Aquaporin-4 Antibody-Positive Neuromyelitis Optica Spectrum Disorder (AQP4-IgG+ NMOSD)

AQP4-IgG+ NMOSD is a severe autoimmune disease of the CNS, distinct from multiple sclerosis, characterized by relapsing inflammation mainly of the optic nerves and spinal cord.

NMOSD is defined by the presence of serum antibodies against aquaporin-4 (AQP4-IgG) and clinical episodes of demyelination involving:

Optic neuritis
Longitudinally extensive transverse myelitis (LETM)
Area postrema syndrome
Brainstem or cerebral syndromes

AQP4 is a water channel protein expressed on astrocytes in the CNS.
AQP4-IgG is pathogenic, causing complement-mediated astrocytic damage.
This leads to secondary demyelination and neuronal loss.
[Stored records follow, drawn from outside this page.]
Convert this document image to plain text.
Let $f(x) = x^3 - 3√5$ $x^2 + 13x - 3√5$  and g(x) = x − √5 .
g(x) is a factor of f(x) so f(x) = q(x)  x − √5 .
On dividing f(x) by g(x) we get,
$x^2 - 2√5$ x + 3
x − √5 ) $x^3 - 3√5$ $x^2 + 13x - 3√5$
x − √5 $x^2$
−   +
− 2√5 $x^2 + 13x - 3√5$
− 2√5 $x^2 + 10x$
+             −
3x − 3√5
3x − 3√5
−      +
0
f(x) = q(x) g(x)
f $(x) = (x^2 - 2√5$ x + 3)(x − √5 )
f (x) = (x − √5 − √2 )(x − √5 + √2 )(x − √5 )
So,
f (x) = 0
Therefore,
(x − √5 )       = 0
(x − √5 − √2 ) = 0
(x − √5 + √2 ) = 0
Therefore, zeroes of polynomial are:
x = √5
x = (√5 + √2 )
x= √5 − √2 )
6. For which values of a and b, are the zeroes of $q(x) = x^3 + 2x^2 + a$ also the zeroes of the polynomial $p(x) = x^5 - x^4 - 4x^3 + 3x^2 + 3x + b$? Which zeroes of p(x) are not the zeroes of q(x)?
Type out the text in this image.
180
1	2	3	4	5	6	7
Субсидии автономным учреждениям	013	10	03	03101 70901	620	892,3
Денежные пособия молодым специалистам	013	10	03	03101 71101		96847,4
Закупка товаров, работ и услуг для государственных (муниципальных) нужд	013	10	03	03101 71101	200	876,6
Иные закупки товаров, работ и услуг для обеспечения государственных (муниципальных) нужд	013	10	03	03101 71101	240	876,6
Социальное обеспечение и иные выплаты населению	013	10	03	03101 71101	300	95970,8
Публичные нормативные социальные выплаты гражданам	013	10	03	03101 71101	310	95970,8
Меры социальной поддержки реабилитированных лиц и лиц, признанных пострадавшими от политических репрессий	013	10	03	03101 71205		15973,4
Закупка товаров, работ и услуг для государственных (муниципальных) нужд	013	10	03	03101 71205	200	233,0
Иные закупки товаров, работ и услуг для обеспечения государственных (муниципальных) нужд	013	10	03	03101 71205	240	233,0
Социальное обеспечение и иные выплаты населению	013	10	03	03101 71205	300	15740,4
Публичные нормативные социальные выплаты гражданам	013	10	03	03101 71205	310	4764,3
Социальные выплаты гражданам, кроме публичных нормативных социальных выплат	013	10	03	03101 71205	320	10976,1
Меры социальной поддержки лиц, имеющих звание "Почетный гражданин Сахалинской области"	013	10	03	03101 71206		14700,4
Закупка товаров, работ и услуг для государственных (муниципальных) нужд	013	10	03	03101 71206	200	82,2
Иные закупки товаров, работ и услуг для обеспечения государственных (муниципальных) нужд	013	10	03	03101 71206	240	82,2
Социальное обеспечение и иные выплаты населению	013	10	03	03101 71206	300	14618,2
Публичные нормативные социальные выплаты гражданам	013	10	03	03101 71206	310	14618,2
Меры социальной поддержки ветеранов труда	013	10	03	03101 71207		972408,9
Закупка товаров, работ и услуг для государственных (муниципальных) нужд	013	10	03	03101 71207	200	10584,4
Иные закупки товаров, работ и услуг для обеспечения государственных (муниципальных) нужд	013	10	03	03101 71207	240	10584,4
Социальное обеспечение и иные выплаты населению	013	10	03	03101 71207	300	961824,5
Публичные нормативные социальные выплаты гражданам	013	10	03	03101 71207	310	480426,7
Strong female predominance (≈9:1)
Onset: typically between 30–50 years
More common in non-Caucasian populations

Optic neuritis – often bilateral, severe, incomplete recovery
LETM – spinal cord lesions ≥3 vertebral segments
Area postrema syndrome – nausea, vomiting, hiccups
May include brainstem and cerebral involvement

2015 IPND diagnostic criteria (for AQP4-IgG+ patients):

≥1 core clinical characteristic (e.g., optic neuritis, LETM, area postrema)
Positive AQP4-IgG (preferably by cell-based assay)
Exclusion of alternative diagnoses (MS, MOGAD, sarcoidosis, etc.)

MRI:
- Spinal cord: LETM
- Brain: lesions in hypothalamus, area postrema, periependymal regions

Acute Management

IV methylprednisolone 1g/day for 3–5 days
Plasma exchange (PLEX) if inadequate response

Maintenance Therapy

Monoclonal antibodies:
- Rituximab (anti-CD20)
- Eculizumab (anti-C5)
- Satralizumab (anti-IL6R)
- Inebilizumab (anti-CD19)
Conventional immunosuppressants:
- Azathioprine
- Mycophenolate mofetil

Untreated: high risk of permanent disability or death
With early immunosuppression:
- Significant reduction in relapse rate
- Potential preservation of neurological function

📌 Key difference with MS: NMOSD is antibody-mediated (astrocytopathy), while MS is primarily T-cell-mediated (oligodendropathy).